Some responses to John Moffitt's lengthy discussion of the Larsen/Black
Hills Institute/"Sue" the T. rex ordeal / s.n.a.f.u.;


>Now with most the basic facts out of the way, I have some opinions on
>all of this.

        John lays out a lot of details on the government raid and
subsequent trial. Sure, these are "basic facts." But he forgot to mention
the extended history (in cyclical or allegoriacal time, not linear time) of
the land on which this meat-eaters bones were unearthed. That history
includes the decimation of nearly sixty million buffalo, the basic food
source of many plains (and displaced) native peoples. John also forgot to
include the nearby sites of Wounded Knee and (a little further out) Sand
Creek, both witness to U.S. Cavalry massacres of first nations unarmed
women, children, and elders (Lakota and Cheyenne & Arapahoe, respectively).
And, as you know from school, the list goes on . . .

>I have been watching in great detail, for several years now, the various
>government and private activities surrounding the dinosaur fossil
>called Sue. I have been so mad about various aspects of this so it's hard
>to say that I'm actually any more angry after reading that news article.
>Suffice to say that my anger remains unabated.

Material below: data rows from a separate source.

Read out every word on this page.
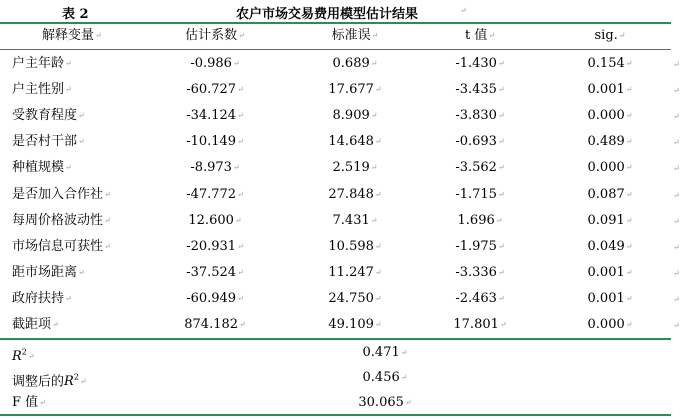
表 2	农户市场交易费用模型估计结果	↵
解释变量↵	估计系数↵	标准误↵	t 值↵	sig.↵
户主年龄↵	-0.986↵	0.689↵	-1.430↵	0.154↵	↵
户主性别↵	-60.727↵	17.677↵	-3.435↵	0.001↵	↵
受教育程度↵	-34.124↵	8.909↵	-3.830↵	0.000↵	↵
是否村干部↵	-10.149↵	14.648↵	-0.693↵	0.489↵	↵
种植规模↵	-8.973↵	2.519↵	-3.562↵	0.000↵	↵
是否加入合作社↵	-47.772↵	27.848↵	-1.715↵	0.087↵	↵
每周价格波动性↵	12.600↵	7.431↵	1.696↵	0.091↵	↵
市场信息可获性↵	-20.931↵	10.598↵	-1.975↵	0.049↵	↵
距市场距离↵	-37.524↵	11.247↵	-3.336↵	0.001↵	↵
政府扶持↵	-60.949↵	24.750↵	-2.463↵	0.001↵	↵
截距项↵	874.182↵	49.109↵	17.801↵	0.000↵	↵
$R^2↵$	0.471↵
调整后的$R^2↵$	0.456↵
F 值↵	30.065↵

        Folks, maybe (just maybe) you now have a small flavor of the
despair which "Indians" on reservations (read: "third-world villages WITHIN
the U.S.A.") feel almost every day. Watching the rug pulled out from under
their feet, with nothing to say or do. Kind of intimidating isn't it?

>Let's just try to look at the final score.

        Yes, let's do that . . .

>Now one of the best fossil collection and preparation groups in the
>country and maybe in the world, has been financially destroyed and
>turned into criminals. And this was after getting permission to look on
>a rancher's land, finding something, getting further permission from
>that same rancher to excavate and remove that fossil, paying the
>rancher $5000 for those rights, offering to do all of the expenses and
>preparation at their own cost, and then donating the fossil to a local
>museum. 

        The local rancher is native, part of a band, and therefore
responsible to a local band government or chief. As far as can be seen, the
Black Hills Institute did not go through the proper local native channels.
Sure, hold out $5,000 under the nose of a struggling rancher, farmer, or
paleontologist and they aren't going to argue too loudly about it. Of
course, we all know from the beginning that Sue was worth several orders of
magnitude more money than was tossed at the natives who traditionally
occupied these lands. The important thing is to get that damn carcass outta
the ground and into a museum, though; nevermind that this would be just
another act of "high plains robbery" by us civilized (and well-educated, I
think) caucasian european-types on the nobel savages which opposed manifest
destiny.

        John, I know you didn't mean things the way I've stated them, but
you, me, and everyone out there in Cyberland have got to watch what we say,
and how we say it. If Sue ends up being sold to a private interest in the
Far East, then maybe this will be a hard lesson for us. And we had best
learn it. It's easy for use to gripe and moan about our "mistreatment", but
it is pure myopia to do so without looking at the context all around us.
Paleontology (just like a Hopi medicine man, or a Cree sundance ceremony)
is a means to an end; . . . not an end in itself.